Securities lending: A wish list for 2018

Securities lending: A wish list for 2018

We asked market participants from the securities lending community what they would like to see in 2018. Here’s what they said:

  • A clear, stabilised regulatory environment

Unsurprisingly, this was top of the list. Policy has and will continue to impact operations, risks, overall participation and ultimately revenues for all involved in securities finance.

Looking ahead, industry groups (ISLA, RMA, PASLA) and most of the major players are set to continue working with regulators and the wider market to update, inform and educate on policy.

Brexit, Mifid II, SFTR and European money market fund reform will be on the agenda for 2018. 

In the US, experts at BNY Mellon reckon the regulatory landscape for the securities lending and repo markets looks set to undergo limited meaningful adjustment in the immediate future.

  • A consistent global regulatory framework that is actually implemented that way

This is desirable for many although divergence (Brexit, Trump administration’s plan to roll back parts of Dodd-Frank) makes this unlikely in the short-term.

That said after years of talks, central banks and financial regulators have finally agreed on the Basel III rules for bank capital. That's positive and improves the regulatory framework across the globe, giving banks greater clarity about what's required. 

Various jurisdictions are continuing to move toward implementing the Financial Stability Board (FSB) issued policy recommendations covering securities lending and repo transactions.

The European Commission continues to drive forward the Capital Markets Union (CMU), a project to boost jobs and growth in Europe. There is also continued focus on greater harmonisation of legislation in Europe's post-trade space. 

  • More volatility

Before 2017, a close below 10 in the Volatility Index (VIX) was an extremely a rare event.
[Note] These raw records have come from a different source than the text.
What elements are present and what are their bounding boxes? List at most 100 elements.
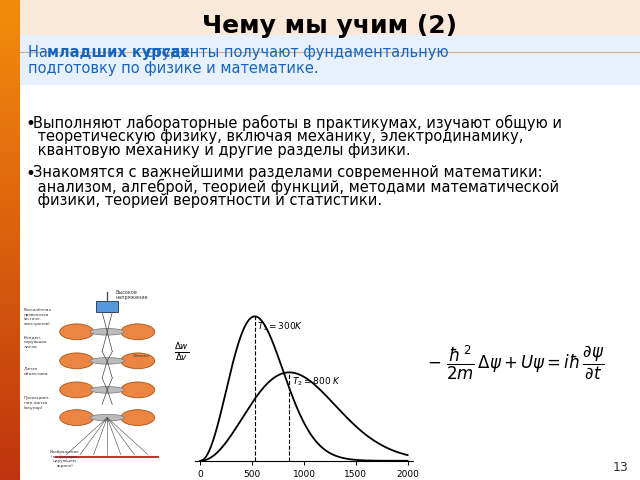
Bar: [0, 25, 20, 26]
Bar: [0, 46, 20, 47]
Bar: [0, 175, 20, 176]
Bar: [0, 97, 20, 98]
Bar: [0, 201, 20, 202]
Bar: [0, 255, 20, 256]
Bar: [0, 411, 20, 412]
Bar: [20, 35, 640, 85]
Ellipse shape: [90, 386, 124, 393]
Bar: [20, 52, 640, 480]
Bar: [0, 33, 20, 34]
Bar: [0, 250, 20, 251]
Bar: [0, 113, 20, 114]
Bar: [0, 127, 20, 128]
Bar: [0, 45, 20, 46]
Bar: [0, 168, 20, 169]
Bar: [0, 7, 20, 8]
Bar: [0, 341, 20, 342]
Bar: [0, 81, 20, 82]
Bar: [0, 345, 20, 346]
Bar: [0, 454, 20, 455]
Bar: [0, 435, 20, 436]
Bar: [0, 85, 20, 86]
Bar: [0, 439, 20, 440]
Bar: [0, 31, 20, 32]
Bar: [0, 266, 20, 267]
Bar: [0, 288, 20, 289]
Bar: [0, 44, 20, 45]
Bar: [0, 378, 20, 379]
Bar: [0, 254, 20, 255]
Bar: [0, 426, 20, 427]
Bar: [0, 80, 20, 81]
Bar: [0, 289, 20, 290]
Bar: [0, 428, 20, 429]
Bar: [0, 384, 20, 385]
Text: $T_2 = 800\ K$: $T_2 = 800\ K$: [292, 375, 341, 387]
Bar: [0, 296, 20, 297]
Bar: [0, 62, 20, 63]
Bar: [0, 286, 20, 287]
Bar: [0, 216, 20, 217]
Bar: [0, 173, 20, 174]
Bar: [0, 393, 20, 394]
Bar: [0, 169, 20, 170]
Bar: [0, 270, 20, 271]
Bar: [0, 304, 20, 305]
Bar: [0, 252, 20, 253]
Bar: [0, 402, 20, 403]
Bar: [0, 161, 20, 162]
Bar: [0, 394, 20, 395]
Bar: [0, 412, 20, 413]
Bar: [0, 330, 20, 331]
Text: $-\ \dfrac{\hbar^{\,2}}{2m}\,\Delta\psi + U\psi = i\hbar\,\dfrac{\partial\psi}{\: $-\ \dfrac{\hbar^{\,2}}{2m}\,\Delta\psi …: [427, 343, 605, 381]
Bar: [0, 420, 20, 421]
Bar: [0, 27, 20, 28]
Bar: [0, 259, 20, 260]
Bar: [0, 170, 20, 171]
Text: анализом, алгеброй, теорией функций, методами математической: анализом, алгеброй, теорией функций, мет…: [33, 179, 559, 195]
Bar: [0, 423, 20, 424]
Bar: [0, 142, 20, 143]
Bar: [0, 238, 20, 239]
Bar: [0, 117, 20, 118]
Bar: [0, 111, 20, 112]
Bar: [0, 218, 20, 219]
Bar: [0, 430, 20, 431]
Bar: [0, 335, 20, 336]
Bar: [0, 13, 20, 14]
Text: младших курсах: младших курсах: [47, 45, 189, 60]
Bar: [0, 78, 20, 79]
Bar: [0, 339, 20, 340]
Bar: [0, 184, 20, 185]
Bar: [0, 39, 20, 40]
Bar: [0, 32, 20, 33]
Bar: [0, 356, 20, 357]
Bar: [0, 225, 20, 226]
Ellipse shape: [60, 324, 93, 340]
Bar: [0, 422, 20, 423]
Bar: [0, 457, 20, 458]
Bar: [0, 53, 20, 54]
Bar: [0, 272, 20, 273]
Bar: [0, 397, 20, 398]
Bar: [0, 371, 20, 372]
Bar: [0, 347, 20, 348]
Bar: [0, 319, 20, 320]
Text: Объект: Объект: [132, 354, 150, 358]
Bar: [0, 308, 20, 309]
Bar: [0, 267, 20, 268]
Bar: [0, 79, 20, 80]
Bar: [0, 160, 20, 161]
Bar: [0, 77, 20, 78]
Bar: [0, 389, 20, 390]
Bar: [20, 0, 640, 52]
Bar: [0, 132, 20, 133]
Bar: [0, 104, 20, 105]
Bar: [0, 35, 20, 36]
Bar: [0, 183, 20, 184]
Bar: [0, 329, 20, 330]
Text: •: •: [25, 165, 35, 183]
Bar: [0, 212, 20, 213]
Bar: [0, 239, 20, 240]
Bar: [0, 198, 20, 199]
In 2017 alone, the VIX has closed below 10 on over 30 separate occasions.

Given the robust performance in equity markets, it has been a difficult time for short traders. This has had a knock-on effect on equity securities lending. The securities lending market will be hoping the number of equity specials, and the fees they generate, pick up again in 2018.

Out of 500 fund houses recently surveyed by Natixis Investment Managers (NIM), 66% believe volatility has been artificially suppressed by flows into passive investment strategies.

Meanwhile, an overwhelming 85% of UK fund houses said that they expect an increase in equity volatility next year.

  • A more open dialogue and engagement across the value chain

Participation in the securities lending market means engagement with a diversity of other players, from beneficial owners, borrowers to vendors and regulators. Clearly some believe there is a great deal of improvement needed in this area.

  • Greater transparency

Asset owners told Global Investor that, when compared to other areas, they still consider securities lending to be relatively opaque and would like clarity into how the whole system works in order to drive down costs.

  • New markets for continued growth

New market opportunities, particularly China, India and the Philippines are firmly on the agenda. 

Dubai introduced short selling this week. Saudi Arabia began allowing short selling in April. Across Latin America, a number of initiatives are underway to boost the region’s securities lending markets.

  • Bigger tech budgets

Nearly all respondents said they want more cash to spend on technology. Analysts at Aite Group recently predicted lenders and borrowers now spend close to $500 million annually on stock loan systems. This is only set to go one way. Key drivers behind this growth are a desire for aggregated front-to-back solutions and increasing demands for transparency from regulators.

Global Investor recently looked at how technology has helped HSBC’s agency lending business get more of its clients’ securities out on loan throughout 2017. We've also focused on new fintech entrants in the market, such as Wematch and Aquila.

  •  Positive, well informed coverage in the wider press

A few respondents said the industry continues to have a difficult relationship with major news outlets and they would like to see positive, well informed coverage in 2018. Some go so far as to say there is an anti-securities finance bias in the popular press. 

  • More RFPs 

Most agent lenders put more RFPs on their New Year wishlist. The value of securities sitting in lending programs soared past the $17 trillion mark for the first time ever this year. As money continues to flow into ETFs, perhaps much of the growth going forward will come from the passive sector. Most agent lenders are being more selective in the types of clients that they are going after, meaning better, more relevant RFPs will be sought after in 2018.